No primeiro capitulo, tratamos de situar as margens da ‘Razão’ tal como constituída
na modernidade. Através de O Nascimento da Tragédia de Nietzsche situamos certo modo de
conceber a ruptura que na antiguidade teria dado origem à Razão Ocidental; após isto,
buscamos estabelecer com apoio de A História da Loucura, de Foucault, o modo como a
‘Razão’ opera por exclusões, modificando suas representações sobre aquilo que exclui à
medida que ela mesma se modifica. Ainda buscamos aí estabelecer que a esquizofrenia e os
mitos figuram para a racionalidade moderna como duas formas radicais de alteridade.

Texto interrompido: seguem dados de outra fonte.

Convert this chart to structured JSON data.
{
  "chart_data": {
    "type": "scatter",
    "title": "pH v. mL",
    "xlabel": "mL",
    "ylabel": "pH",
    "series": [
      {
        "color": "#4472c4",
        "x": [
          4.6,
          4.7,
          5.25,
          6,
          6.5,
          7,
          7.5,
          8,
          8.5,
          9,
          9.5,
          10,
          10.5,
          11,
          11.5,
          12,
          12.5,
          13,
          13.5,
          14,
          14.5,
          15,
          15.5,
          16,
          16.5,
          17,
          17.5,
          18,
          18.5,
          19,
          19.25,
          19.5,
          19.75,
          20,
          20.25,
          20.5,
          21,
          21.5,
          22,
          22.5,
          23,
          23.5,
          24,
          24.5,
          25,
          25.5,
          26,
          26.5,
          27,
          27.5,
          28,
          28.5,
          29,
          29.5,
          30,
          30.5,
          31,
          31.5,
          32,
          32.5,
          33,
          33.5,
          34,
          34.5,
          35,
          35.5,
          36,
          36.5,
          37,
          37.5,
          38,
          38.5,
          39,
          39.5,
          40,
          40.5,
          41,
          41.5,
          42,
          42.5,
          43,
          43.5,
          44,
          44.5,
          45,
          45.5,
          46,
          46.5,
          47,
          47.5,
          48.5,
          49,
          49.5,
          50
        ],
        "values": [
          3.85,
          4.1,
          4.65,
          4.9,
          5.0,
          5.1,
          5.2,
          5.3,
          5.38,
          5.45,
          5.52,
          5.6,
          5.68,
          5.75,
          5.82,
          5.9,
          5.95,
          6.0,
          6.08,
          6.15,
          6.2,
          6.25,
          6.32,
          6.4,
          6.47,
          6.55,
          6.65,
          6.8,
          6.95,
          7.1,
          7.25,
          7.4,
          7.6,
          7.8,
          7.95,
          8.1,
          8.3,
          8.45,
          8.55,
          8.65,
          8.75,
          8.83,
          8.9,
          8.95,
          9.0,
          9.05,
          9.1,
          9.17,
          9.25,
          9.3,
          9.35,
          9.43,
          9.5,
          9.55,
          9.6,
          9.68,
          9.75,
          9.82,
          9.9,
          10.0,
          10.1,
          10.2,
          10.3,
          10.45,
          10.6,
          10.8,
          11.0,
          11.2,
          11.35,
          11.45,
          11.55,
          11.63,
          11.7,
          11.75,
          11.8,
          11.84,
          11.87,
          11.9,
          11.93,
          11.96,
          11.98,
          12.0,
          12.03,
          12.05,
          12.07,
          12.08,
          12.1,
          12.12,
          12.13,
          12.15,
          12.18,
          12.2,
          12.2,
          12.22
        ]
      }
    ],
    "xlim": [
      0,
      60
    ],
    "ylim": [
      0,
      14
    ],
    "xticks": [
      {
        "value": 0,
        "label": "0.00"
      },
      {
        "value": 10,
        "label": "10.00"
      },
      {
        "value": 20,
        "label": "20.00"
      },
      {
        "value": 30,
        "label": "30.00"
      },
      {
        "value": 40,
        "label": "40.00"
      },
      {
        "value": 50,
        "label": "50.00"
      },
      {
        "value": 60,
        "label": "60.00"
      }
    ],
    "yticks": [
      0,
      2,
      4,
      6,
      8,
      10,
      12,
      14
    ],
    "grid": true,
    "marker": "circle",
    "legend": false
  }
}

Sugerimos que há um espaço para fazer, em relação aos mitos, um movimento análogo ao que
fez a esquizoanálise de Deleuze & Guattari, em relação à esquizofrenia. Ou seja, alterar o
ponto de partida das explicações, de forma a que os mitos constituam um ponto de vista para
mirar a ‘pura teoria’ que se opõe a eles. Passamos por fim a acompanhar o modo como
Foucault descreve, em As Palavras e as Coisas, a epistémê clássica, o passado imediato com
o qual a modernidade viria a romper, ao mesmo tempo em que se estabelecia uma nova
relação de ancestralidade com a antiguidade clássica.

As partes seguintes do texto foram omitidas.